Bottomonium suppression and elliptic flow from real-time quantum evolution

TL;DR

This paper uses real-time quantum evolution with a complex potential to compute bottomonium suppression and elliptic flow in heavy-ion collisions, matching experimental data and predicting flow for excited states.

Contribution

It introduces a quantum-mechanical approach to model bottomonium suppression and flow, incorporating a realistic in-medium potential and initial wave-function assumptions.

Findings

Good agreement with experimental $R_{AA}$ data at 5.02 TeV.

Small elliptic flow ($v_2$) for $$1s due to path-length dependence.

Predictions for larger $v_2$ in excited bottomonium states.

Abstract

We compute the suppression and elliptic flow of bottomonium using real-time solutions to the Schr\"{o}dinger equation with a realistic in-medium complex-valued potential.
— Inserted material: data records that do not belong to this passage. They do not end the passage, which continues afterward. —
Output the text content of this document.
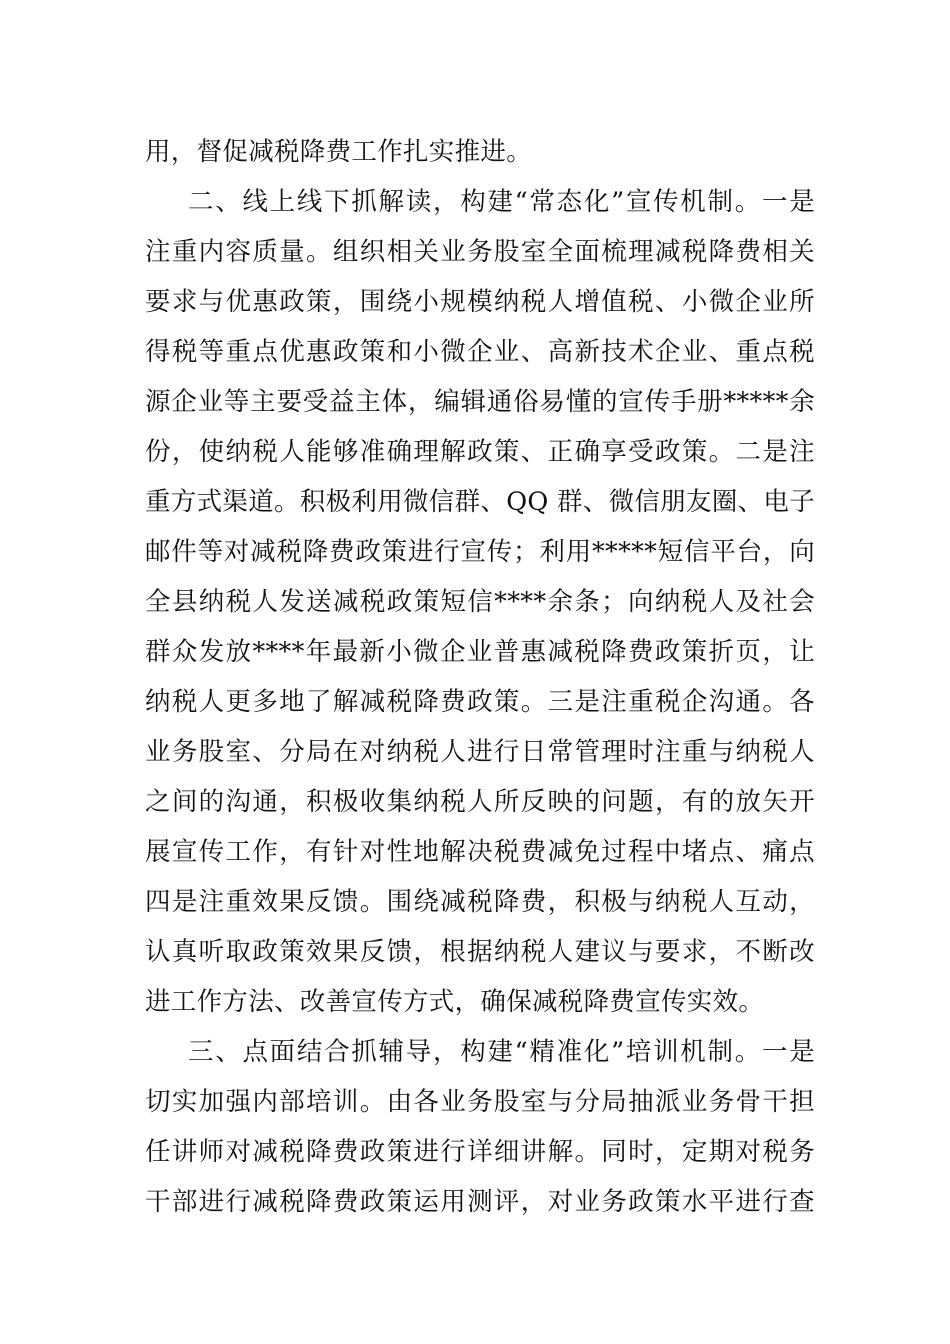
用，督促减税降费工作扎实推进。
二、线上线下抓解读，构建“常态化”宣传机制。一是
注重内容质量。组织相关业务股室全面梳理减税降费相关
要求与优惠政策，围绕小规模纳税人增值税、小微企业所
得税等重点优惠政策和小微企业、高新技术企业、重点税
源企业等主要受益主体，编辑通俗易懂的宣传手册*****余
份，使纳税人能够准确理解政策、正确享受政策。二是注
重方式渠道。积极利用微信群、QQ 群、微信朋友圈、电子
邮件等对减税降费政策进行宣传；利用*****短信平台，向
全县纳税人发送减税政策短信****余条；向纳税人及社会
群众发放****年最新小微企业普惠减税降费政策折页，让
纳税人更多地了解减税降费政策。三是注重税企沟通。各
业务股室、分局在对纳税人进行日常管理时注重与纳税人
之间的沟通，积极收集纳税人所反映的问题，有的放矢开
展宣传工作，有针对性地解决税费减免过程中堵点、痛点
四是注重效果反馈。围绕减税降费，积极与纳税人互动，
认真听取政策效果反馈，根据纳税人建议与要求，不断改
进工作方法、改善宣传方式，确保减税降费宣传实效。
三、点面结合抓辅导，构建“精准化”培训机制。一是
切实加强内部培训。由各业务股室与分局抽派业务骨干担
任讲师对减税降费政策进行详细讲解。同时，定期对税务
干部进行减税降费政策运用测评，对业务政策水平进行查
To model the initial production, we assume that, in the limit of heavy quark masses, the wave-function can be described by a lattice-smeared (Gaussian) Dirac delta wave-function. The resulting final-state quantum-mechanical overlaps provide the survival probability of all bottomonium eigenstates. Our results are in good agreement with available data for $R_{AA}$ as a function of $N_{\rm part}$ and $p_T$ collected at $\sqrt{s_{\rm NN}} =$ 5.02 TeV. In the case of $v_2$ for the various states, we find that the path-length dependence of $\Upsilon(1s)$ suppression results in quite small $v_2$ for $\Upsilon(1s)$. Our prediction for the integrated elliptic flow for $\Upsilon(1s)$ in the $10{-}90$% centrality class is $v_2[\Upsilon(1s)] = 0.0026 \pm 0.0007$. We additionally find that, due to their increased suppression, excited bottomonium states have a larger elliptic flow and we make predictions for $v_2[\Upsilon(2s)]$ and $v_2[\Upsilon(3s)]$ as a function of centrality and transverse momentum. Similar to prior studies, we find that it is possible for bottomonium states to have negative $v_2$ at low transverse momentum.